In the letter, he alleged that there was a lot of harassment from the previous Director-General of Income-Tax in the form of attaching shares of Mindtree on two separate occasions to block the deal with L&T and then taking possession of the shares although revised returns were filed.

Strangely, the Income-Tax Department responded within hours that the provisional attachment of shares was made to protect its claims — a norm in cases of large tax evasion. The act, it claimed, was based on credible evidence gathered in the search action that was undertaken against CCD.

The Department went on to give numbers — ₹3,200 crore was received by the promoter from the sale of Mindtree shares, but only ₹46 crore out of the total of ₹300 crore minimum alternate tax (MAT) payable on the deal was paid.

As against the balance MAT liability of ₹254 crore and tax liability based on search findings to the tune of about ₹400 crore, the attachment made by the department was less than 40 per cent of the likely tax liability.

In its financial statements, CCD has given the typical non-committal information on the raids — simply stating that “during the year, the Income-Tax Department conducted search/survey under Section 132/132A of the Income Tax Act 1961.” CCD nonchalantly stated that it does not envisage any material impact on the financial statements of the company.

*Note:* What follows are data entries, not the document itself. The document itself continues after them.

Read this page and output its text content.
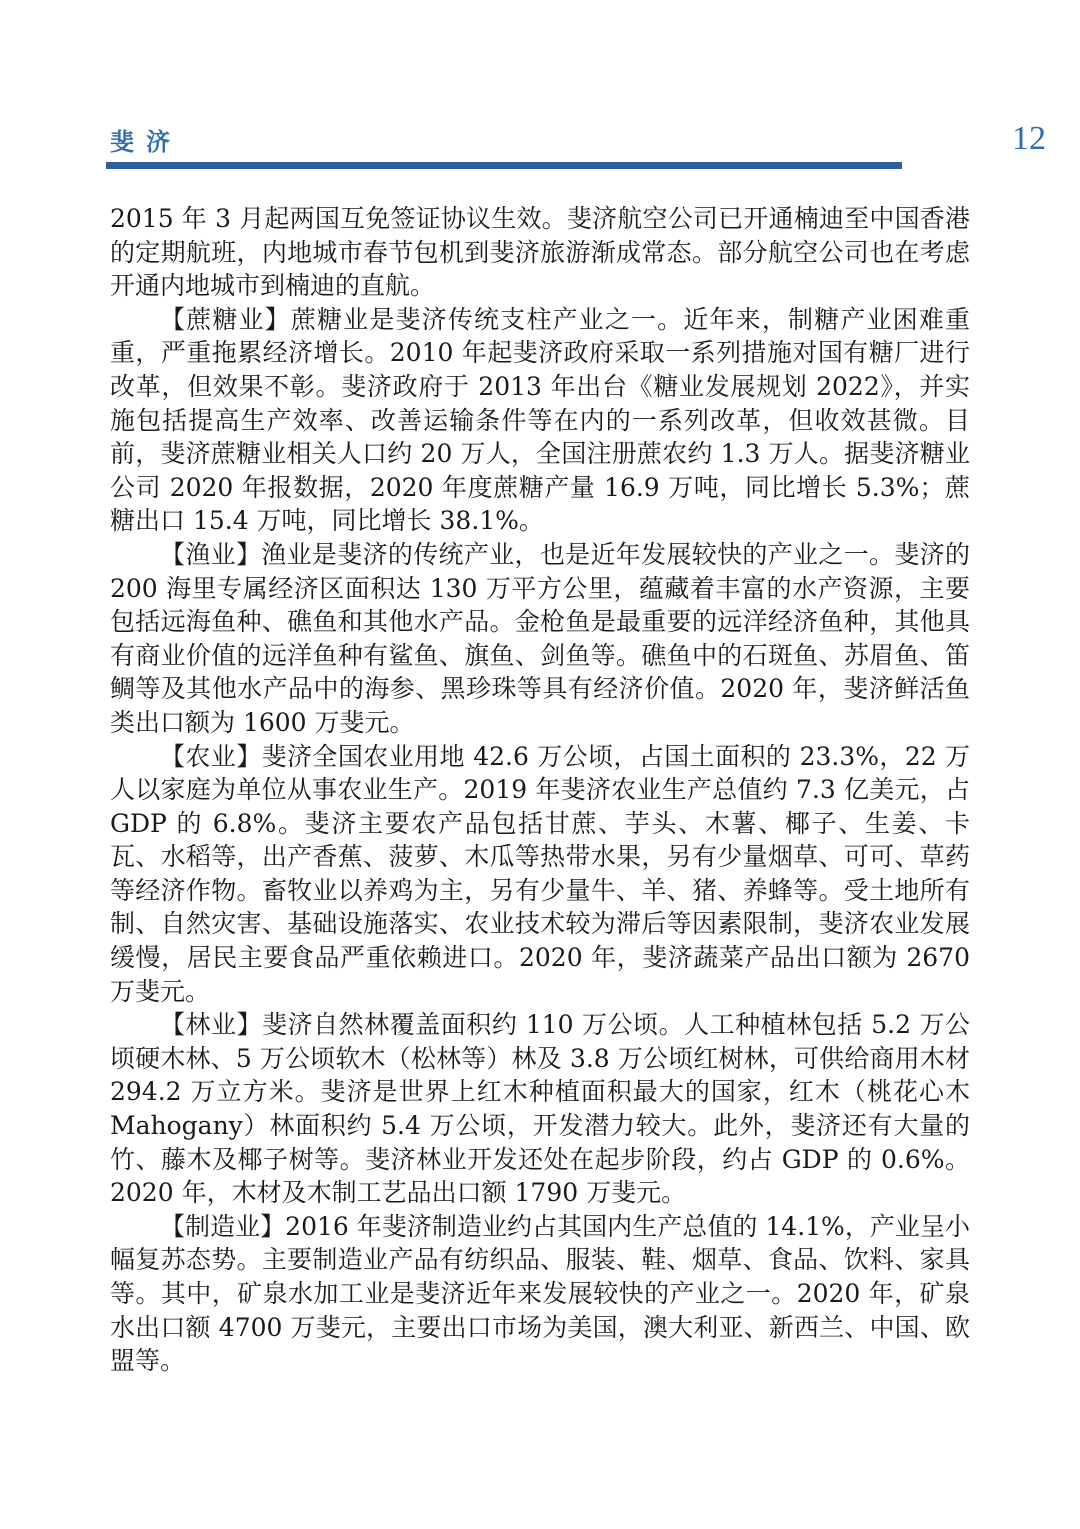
斐济	12

2015 年 3 月起两国互免签证协议生效。斐济航空公司已开通楠迪至中国香港的定期航班，内地城市春节包机到斐济旅游渐成常态。部分航空公司也在考虑开通内地城市到楠迪的直航。

【蔗糖业】蔗糖业是斐济传统支柱产业之一。近年来，制糖产业困难重重，严重拖累经济增长。2010 年起斐济政府采取一系列措施对国有糖厂进行改革，但效果不彰。斐济政府于 2013 年出台《糖业发展规划 2022》，并实施包括提高生产效率、改善运输条件等在内的一系列改革，但收效甚微。目前，斐济蔗糖业相关人口约 20 万人，全国注册蔗农约 1.3 万人。据斐济糖业公司 2020 年报数据，2020 年度蔗糖产量 16.9 万吨，同比增长 5.3%；蔗糖出口 15.4 万吨，同比增长 38.1%。

【渔业】渔业是斐济的传统产业，也是近年发展较快的产业之一。斐济的 200 海里专属经济区面积达 130 万平方公里，蕴藏着丰富的水产资源，主要包括远海鱼种、礁鱼和其他水产品。金枪鱼是最重要的远洋经济鱼种，其他具有商业价值的远洋鱼种有鲨鱼、旗鱼、剑鱼等。礁鱼中的石斑鱼、苏眉鱼、笛鲷等及其他水产品中的海参、黑珍珠等具有经济价值。2020 年，斐济鲜活鱼类出口额为 1600 万斐元。

【农业】斐济全国农业用地 42.6 万公顷，占国土面积的 23.3%，22 万人以家庭为单位从事农业生产。2019 年斐济农业生产总值约 7.3 亿美元，占 GDP 的 6.8%。斐济主要农产品包括甘蔗、芋头、木薯、椰子、生姜、卡瓦、水稻等，出产香蕉、菠萝、木瓜等热带水果，另有少量烟草、可可、草药等经济作物。畜牧业以养鸡为主，另有少量牛、羊、猪、养蜂等。受土地所有制、自然灾害、基础设施落实、农业技术较为滞后等因素限制，斐济农业发展缓慢，居民主要食品严重依赖进口。2020 年，斐济蔬菜产品出口额为 2670 万斐元。

【林业】斐济自然林覆盖面积约 110 万公顷。人工种植林包括 5.2 万公顷硬木林、5 万公顷软木（松林等）林及 3.8 万公顷红树林，可供给商用木材 294.2 万立方米。斐济是世界上红木种植面积最大的国家，红木（桃花心木 Mahogany）林面积约 5.4 万公顷，开发潜力较大。此外，斐济还有大量的竹、藤木及椰子树等。斐济林业开发还处在起步阶段，约占 GDP 的 0.6%。2020 年，木材及木制工艺品出口额 1790 万斐元。

【制造业】2016 年斐济制造业约占其国内生产总值的 14.1%，产业呈小幅复苏态势。主要制造业产品有纺织品、服装、鞋、烟草、食品、饮料、家具等。其中，矿泉水加工业是斐济近年来发展较快的产业之一。2020 年，矿泉水出口额 4700 万斐元，主要出口市场为美国，澳大利亚、新西兰、中国、欧盟等。
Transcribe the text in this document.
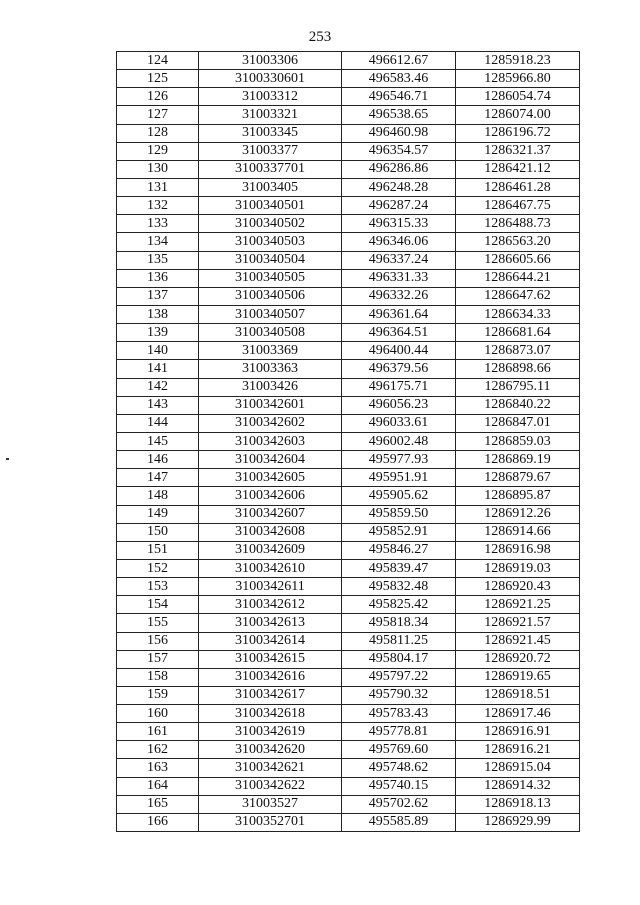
253
124	31003306	496612.67	1285918.23
125	3100330601	496583.46	1285966.80
126	31003312	496546.71	1286054.74
127	31003321	496538.65	1286074.00
128	31003345	496460.98	1286196.72
129	31003377	496354.57	1286321.37
130	3100337701	496286.86	1286421.12
131	31003405	496248.28	1286461.28
132	3100340501	496287.24	1286467.75
133	3100340502	496315.33	1286488.73
134	3100340503	496346.06	1286563.20
135	3100340504	496337.24	1286605.66
136	3100340505	496331.33	1286644.21
137	3100340506	496332.26	1286647.62
138	3100340507	496361.64	1286634.33
139	3100340508	496364.51	1286681.64
140	31003369	496400.44	1286873.07
141	31003363	496379.56	1286898.66
142	31003426	496175.71	1286795.11
143	3100342601	496056.23	1286840.22
144	3100342602	496033.61	1286847.01
145	3100342603	496002.48	1286859.03
146	3100342604	495977.93	1286869.19
147	3100342605	495951.91	1286879.67
148	3100342606	495905.62	1286895.87
149	3100342607	495859.50	1286912.26
150	3100342608	495852.91	1286914.66
151	3100342609	495846.27	1286916.98
152	3100342610	495839.47	1286919.03
153	3100342611	495832.48	1286920.43
154	3100342612	495825.42	1286921.25
155	3100342613	495818.34	1286921.57
156	3100342614	495811.25	1286921.45
157	3100342615	495804.17	1286920.72
158	3100342616	495797.22	1286919.65
159	3100342617	495790.32	1286918.51
160	3100342618	495783.43	1286917.46
161	3100342619	495778.81	1286916.91
162	3100342620	495769.60	1286916.21
163	3100342621	495748.62	1286915.04
164	3100342622	495740.15	1286914.32
165	31003527	495702.62	1286918.13
166	3100352701	495585.89	1286929.99
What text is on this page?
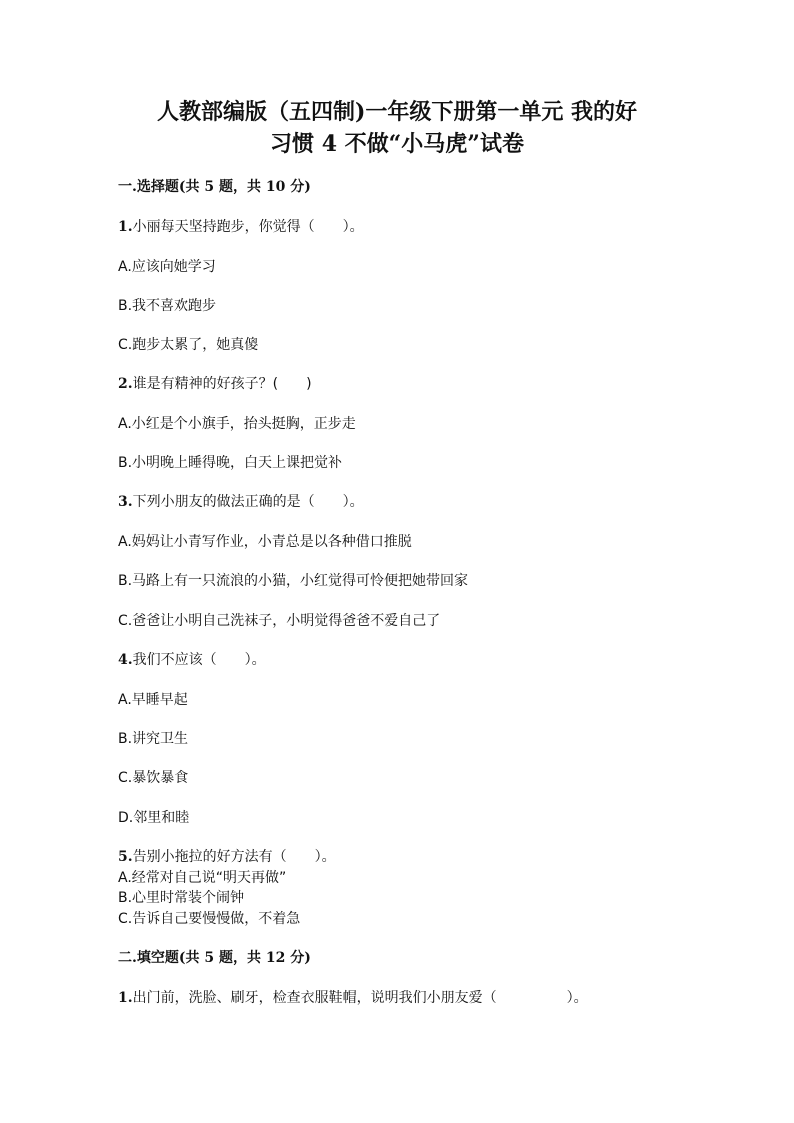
人教部编版（五四制)一年级下册第一单元 我的好
习惯 4 不做“小马虎”试卷
一.选择题(共 5 题，共 10 分)
1.小丽每天坚持跑步，你觉得（　　）。
A.应该向她学习
B.我不喜欢跑步
C.跑步太累了，她真傻
2.谁是有精神的好孩子？(　　)
A.小红是个小旗手，抬头挺胸，正步走
B.小明晚上睡得晚，白天上课把觉补
3.下列小朋友的做法正确的是（　　）。
A.妈妈让小青写作业，小青总是以各种借口推脱
B.马路上有一只流浪的小猫，小红觉得可怜便把她带回家
C.爸爸让小明自己洗袜子，小明觉得爸爸不爱自己了
4.我们不应该（　　）。
A.早睡早起
B.讲究卫生
C.暴饮暴食
D.邻里和睦
5.告别小拖拉的好方法有（　　）。
A.经常对自己说“明天再做”
B.心里时常装个闹钟
C.告诉自己要慢慢做，不着急
二.填空题(共 5 题，共 12 分)
1.出门前，洗脸、刷牙，检查衣服鞋帽，说明我们小朋友爱（　　　　　）。
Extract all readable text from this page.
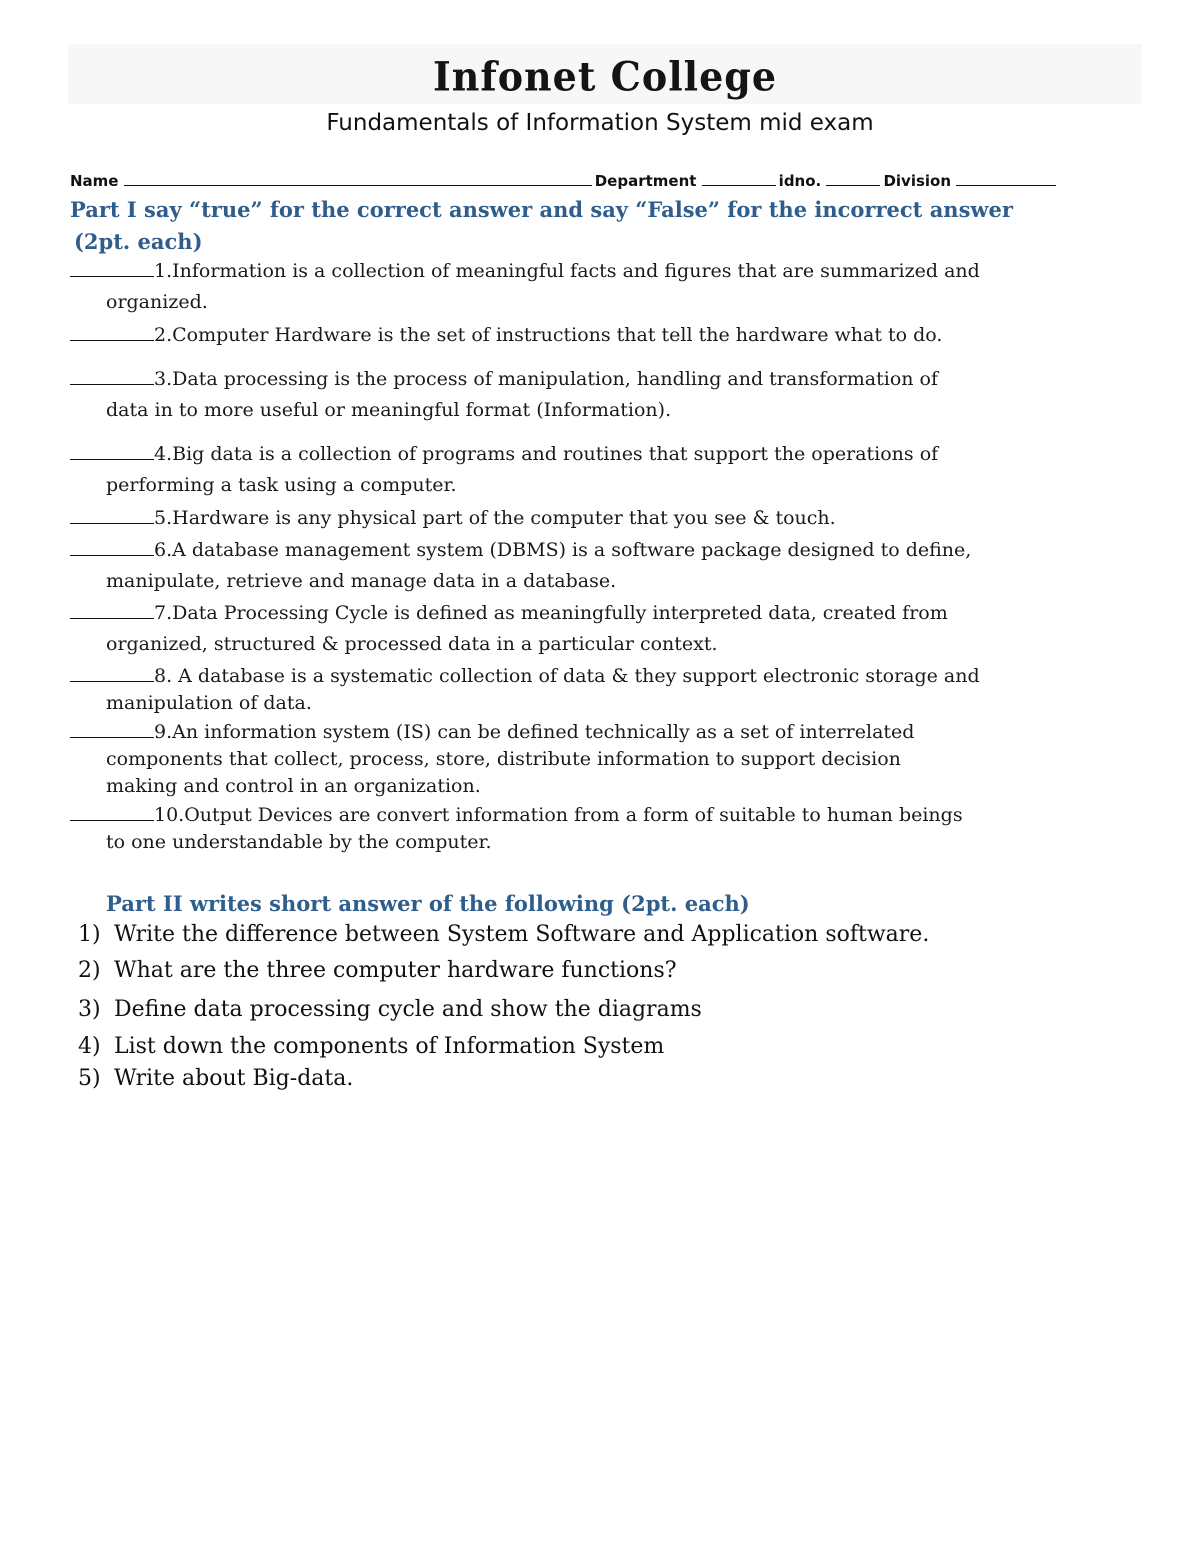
Infonet College
Fundamentals of Information System mid exam
Name	Department	idno.	Division
Part I say “true” for the correct answer and say “False” for the incorrect answer
(2pt. each)
1.Information is a collection of meaningful facts and figures that are summarized and
organized.
2.Computer Hardware is the set of instructions that tell the hardware what to do.
3.Data processing is the process of manipulation, handling and transformation of
data in to more useful or meaningful format (Information).
4.Big data is a collection of programs and routines that support the operations of
performing a task using a computer.
5.Hardware is any physical part of the computer that you see & touch.
6.A database management system (DBMS) is a software package designed to define,
manipulate, retrieve and manage data in a database.
7.Data Processing Cycle is defined as meaningfully interpreted data, created from
organized, structured & processed data in a particular context.
8. A database is a systematic collection of data & they support electronic storage and
manipulation of data.
9.An information system (IS) can be defined technically as a set of interrelated
components that collect, process, store, distribute information to support decision
making and control in an organization.
10.Output Devices are convert information from a form of suitable to human beings
to one understandable by the computer.
Part II writes short answer of the following (2pt. each)
1) Write the difference between System Software and Application software.
2) What are the three computer hardware functions?
3) Define data processing cycle and show the diagrams
4) List down the components of Information System
5) Write about Big-data.
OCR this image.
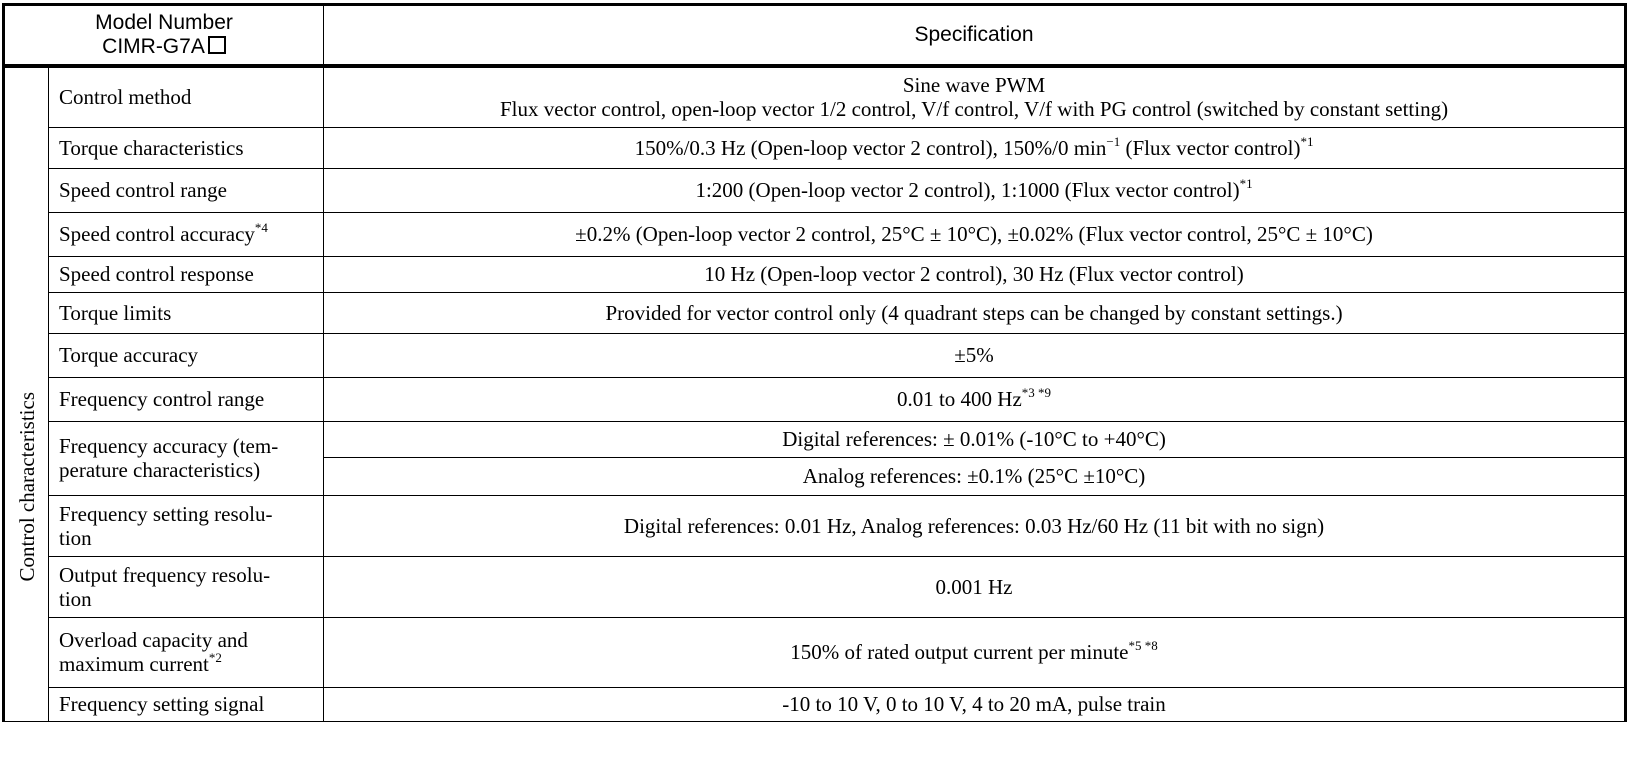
Model Number
CIMR-G7A		Specification
Control characteristics	Control method	Sine wave PWM
Flux vector control, open-loop vector 1/2 control, V/f control, V/f with PG control (switched by constant setting)
	Torque characteristics	150%/0.3 Hz (Open-loop vector 2 control), 150%/0 $\min^{-1}$ (Flux vector control)$^{*1}$
	Speed control range	1:200 (Open-loop vector 2 control), 1:1000 (Flux vector control)$^{*1}$
	Speed control accuracy$^{*4}$	±0.2% (Open-loop vector 2 control, 25°C ± 10°C), ±0.02% (Flux vector control, 25°C ± 10°C)
	Speed control response	10 Hz (Open-loop vector 2 control), 30 Hz (Flux vector control)
	Torque limits	Provided for vector control only (4 quadrant steps can be changed by constant settings.)
	Torque accuracy	±5%
	Frequency control range	0.01 to 400 $Hz^{*3 *9}$
	Frequency accuracy (tem-
perature characteristics)	Digital references: ± 0.01% (-10°C to +40°C)
		Analog references: ±0.1% (25°C ±10°C)
	Frequency setting resolu-
tion	Digital references: 0.01 Hz, Analog references: 0.03 Hz/60 Hz (11 bit with no sign)
	Output frequency resolu-
tion	0.001 Hz
	Overload capacity and
maximum current$^{*2}$	150% of rated output current per minute$^{*5 *8}$
	Frequency setting signal	-10 to 10 V, 0 to 10 V, 4 to 20 mA, pulse train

As is usual in such situations, the actual facts would be somewhere between these two extremes.

Tax terrorism

Tax terrorism is not new in India — the ‘Raid Raj’ years typified tax terrorism. The reasons for tax terrorism are not hard to seek — just like marketing managers, the tax department has stiff revenue targets to meet. To meet these targets, they become hyperactive in the months of February and March.

Show-cause notices are issued at will, visits to the premises of taxpayers are made, injudicious positions are taken on tax laws, and tax is collected at any cost. Taxpayers are forced to play along as taking on the department head-on could have collateral repercussions on shareholder expectations.

They normally pay up a small amount of tax as deposit and spend many years litigating over the balance. This is a tried-and-tested formula that is a win-win for both the taxpayer and the department.

However, high-value cases don’t fit into this formula for a simple reason — the higher the tax due, the easier it is for the department to meet its target. It is in such cases that the department resorts to attaching bank accounts and taking some shares as collateral in lieu of the tax paid.

The longer the tax remains unsettled, the greater the risk that the department will cash in on the collateral.

Tax litigation

If tax litigation cases are settled speedily, aggressive action by the department would reduce because of the clarity that emerges from the settlement. The Economic Survey of 2017-18 provided some revealing statistics on tax litigation. Direct tax litigation alone constitutes about 3 per cent of GDP.

Another startling statistic in the Survey is the fact that the tax department is the biggest litigant, though it barely succeeds as the litigation moves to higher authorities.


The Survey also reveals that the Supreme Court and the High Court work at only 64 per cent of their capacity due to the shortage of judges. The position as on date may not have changed much because for every case that is settled, a new one is added.

It is critical that the Central Board of Direct Taxes (CBDT) takes the onus to withdraw frivolous cases where there is clarity, which will ensure that the appellate authorities are freed up to decide on only worthy cases.

The tax department should also bear in mind that tax collections are directly linked to the state of the economy. When the economy is iffy, as it is now, it would be difficult to expect taxpayers to accord priority to tax payments. Instructions should be given to the field officers to take a humane view while seeking payments from taxpayers, especially at a time when the economy isn’t doing well.

It is equally important for the taxpayer to realise that they cannot hoodwink the Department all the time. They should be sensitised to pay what is due within the space provided by the Income Tax Act. They should not consider tax payments to be an obligation but a duty to the nation. It is possible that the law may not be crystal clear in every aspect, in which case they should take a considered view instead of using the lack of clarity as a tax-saving measure.

Combination of factors

The CCD episode may have been due to a combination of many factors, one of which could be pending tax dues. One cannot conclude that tax terrorism has set in on the basis of this case alone.

Yet, it is important that the top brass sensitise the officers on the ground how to handle high-value cases of known companies.

A complicated Income Tax Act that is subject to many interpretations doesn’t help at all. The formula of comfortable rates of tax, uncomplicated rules and easy compliance is the only one that has worked in India to maximise revenue. The government should start focussing on these fronts lest the fad of tax terrorism grows.

Not simplifying the law poses another risk to the government. As the GST law has shown on input tax credit, an open-ended provision can make the taxpayer terrorise the Department with false claims.